Action-Based Components

Actions are reusable workflow components with semantic versioning. All actions inherit from CausalIQActionProvider defined in causaliq-core:

from causaliq_core import CausalIQActionProvider

class Action(CausalIQActionProvider):
    """Base class for all workflow actions."""

    name: str                    # Action identifier
    version: str                 # Semantic version
    description: str             # Human description
    inputs: Dict[str, ActionInput]   # Type-safe inputs
    outputs: Dict[str, str]      # Output descriptions

    def run(
        self,
        action: str,
        parameters: Dict[str, Any],
        mode: str = "dry-run",
        context: Optional[Any] = None,
        logger: Optional[Any] = None,
    ) -> ActionResult:
        """Execute the action with given inputs."""

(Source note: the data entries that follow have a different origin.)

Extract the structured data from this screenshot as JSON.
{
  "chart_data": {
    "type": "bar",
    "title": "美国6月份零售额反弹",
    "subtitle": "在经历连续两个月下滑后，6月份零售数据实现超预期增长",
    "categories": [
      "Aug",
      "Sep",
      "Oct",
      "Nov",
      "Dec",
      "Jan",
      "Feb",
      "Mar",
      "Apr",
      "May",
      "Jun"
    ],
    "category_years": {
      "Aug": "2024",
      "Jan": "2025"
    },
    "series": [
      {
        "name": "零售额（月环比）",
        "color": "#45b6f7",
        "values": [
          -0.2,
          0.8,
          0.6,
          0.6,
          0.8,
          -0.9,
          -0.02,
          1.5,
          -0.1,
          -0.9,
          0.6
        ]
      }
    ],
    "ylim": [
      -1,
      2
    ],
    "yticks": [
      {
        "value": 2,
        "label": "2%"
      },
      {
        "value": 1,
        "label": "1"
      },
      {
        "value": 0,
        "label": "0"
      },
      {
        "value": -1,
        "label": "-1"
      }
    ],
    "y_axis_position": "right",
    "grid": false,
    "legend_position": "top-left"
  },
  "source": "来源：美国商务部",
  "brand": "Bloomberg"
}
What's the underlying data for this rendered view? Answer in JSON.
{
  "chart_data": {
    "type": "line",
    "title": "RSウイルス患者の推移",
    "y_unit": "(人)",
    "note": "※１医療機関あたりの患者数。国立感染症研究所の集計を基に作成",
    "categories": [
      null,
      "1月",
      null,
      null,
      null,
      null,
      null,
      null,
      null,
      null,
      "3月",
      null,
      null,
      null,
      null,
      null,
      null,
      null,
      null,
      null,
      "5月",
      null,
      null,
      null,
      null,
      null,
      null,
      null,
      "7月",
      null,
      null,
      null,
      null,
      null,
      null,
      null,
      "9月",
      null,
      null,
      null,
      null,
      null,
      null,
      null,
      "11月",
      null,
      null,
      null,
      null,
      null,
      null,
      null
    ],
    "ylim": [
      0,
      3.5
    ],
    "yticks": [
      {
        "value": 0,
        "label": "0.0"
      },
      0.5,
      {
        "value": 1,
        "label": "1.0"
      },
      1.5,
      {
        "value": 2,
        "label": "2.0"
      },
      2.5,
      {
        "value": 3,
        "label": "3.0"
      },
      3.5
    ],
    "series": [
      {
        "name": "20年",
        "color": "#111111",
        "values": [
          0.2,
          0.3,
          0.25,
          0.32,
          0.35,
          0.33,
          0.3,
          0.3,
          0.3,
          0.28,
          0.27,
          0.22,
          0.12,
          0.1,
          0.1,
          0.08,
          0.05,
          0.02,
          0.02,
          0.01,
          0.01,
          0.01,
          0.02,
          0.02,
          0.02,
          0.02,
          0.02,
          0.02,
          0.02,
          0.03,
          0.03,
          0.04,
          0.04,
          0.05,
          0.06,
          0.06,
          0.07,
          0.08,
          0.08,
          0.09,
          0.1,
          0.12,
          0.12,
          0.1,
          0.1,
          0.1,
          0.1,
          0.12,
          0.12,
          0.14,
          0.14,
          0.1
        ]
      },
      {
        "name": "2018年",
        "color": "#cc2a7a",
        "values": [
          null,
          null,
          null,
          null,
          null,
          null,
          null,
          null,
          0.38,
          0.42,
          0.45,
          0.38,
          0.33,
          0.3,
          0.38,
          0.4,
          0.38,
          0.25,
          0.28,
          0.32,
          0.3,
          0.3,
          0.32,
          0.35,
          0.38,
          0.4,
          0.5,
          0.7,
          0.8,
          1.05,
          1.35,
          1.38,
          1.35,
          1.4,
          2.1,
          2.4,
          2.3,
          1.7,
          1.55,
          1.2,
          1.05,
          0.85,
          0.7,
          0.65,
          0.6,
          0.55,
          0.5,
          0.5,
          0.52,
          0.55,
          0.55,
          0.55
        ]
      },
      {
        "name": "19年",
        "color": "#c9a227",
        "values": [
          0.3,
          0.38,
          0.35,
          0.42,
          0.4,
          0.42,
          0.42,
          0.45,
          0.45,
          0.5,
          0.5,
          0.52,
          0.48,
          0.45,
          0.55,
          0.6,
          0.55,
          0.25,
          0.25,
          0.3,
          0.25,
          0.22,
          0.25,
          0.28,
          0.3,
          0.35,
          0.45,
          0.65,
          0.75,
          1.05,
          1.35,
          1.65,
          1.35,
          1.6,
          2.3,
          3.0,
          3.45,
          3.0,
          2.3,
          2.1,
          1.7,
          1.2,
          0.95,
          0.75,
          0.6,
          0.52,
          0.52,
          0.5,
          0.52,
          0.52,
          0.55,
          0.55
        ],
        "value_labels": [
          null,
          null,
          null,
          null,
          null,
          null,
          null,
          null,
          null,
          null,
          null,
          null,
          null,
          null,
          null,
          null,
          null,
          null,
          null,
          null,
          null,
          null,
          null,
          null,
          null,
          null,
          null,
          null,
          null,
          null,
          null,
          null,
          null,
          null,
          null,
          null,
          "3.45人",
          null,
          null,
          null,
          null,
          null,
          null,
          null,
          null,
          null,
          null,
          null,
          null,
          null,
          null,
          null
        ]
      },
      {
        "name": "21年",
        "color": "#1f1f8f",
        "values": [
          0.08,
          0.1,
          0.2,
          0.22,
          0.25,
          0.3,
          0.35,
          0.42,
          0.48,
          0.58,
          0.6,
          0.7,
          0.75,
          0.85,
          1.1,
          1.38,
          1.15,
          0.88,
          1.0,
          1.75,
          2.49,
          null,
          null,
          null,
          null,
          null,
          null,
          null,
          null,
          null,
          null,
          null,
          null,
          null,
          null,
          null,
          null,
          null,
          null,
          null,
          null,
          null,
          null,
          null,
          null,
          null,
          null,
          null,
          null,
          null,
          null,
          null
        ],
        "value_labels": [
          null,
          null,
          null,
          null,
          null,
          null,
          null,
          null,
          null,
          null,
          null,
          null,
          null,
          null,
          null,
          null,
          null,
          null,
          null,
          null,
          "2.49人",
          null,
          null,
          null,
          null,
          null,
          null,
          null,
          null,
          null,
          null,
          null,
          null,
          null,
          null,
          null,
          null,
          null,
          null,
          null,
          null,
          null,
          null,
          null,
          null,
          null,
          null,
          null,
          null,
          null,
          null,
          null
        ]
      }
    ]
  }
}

Integration with CausalIQ Ecosystem

Package Coordination

causaliq-discovery: Core algorithms integrated as package plugins
causaliq-knowledge: Knowledge provision via action-based architecture
causaliq-analysis: Statistical analysis actions and workflow post-processing
causaliq-research: Configuration and result storage with CI workflow metadata

Development Standards

GitHub Actions schema compliance: Official JSON schema for validation
Action versioning: Semantic versioning for all reusable actions
CausalIQ integration standards: Plugin architecture, result standardisation
79-character line limit: All code adheres to CausalIQ formatting standards
Type safety: Full MyPy type checking with strict configuration

Design Patterns

YAML-First Configuration

All workflow functionality expressible through YAML
External workflow definitions without code changes
Clear, actionable error messages for configuration issues

Package-Level Plugin Architecture

Dynamic discovery and registration of algorithm packages
Cross-language bridge management at package level
Preference resolution for algorithm conflicts

Action-Based Composability

Reusable, versioned workflow components
Standardised input/output interfaces
Community potential for shared actions

This architecture transforms causal discovery workflow definition from domain-specific patterns into familiar CI/CD workflows, dramatically reducing the learning curve while providing enterprise-grade features for research.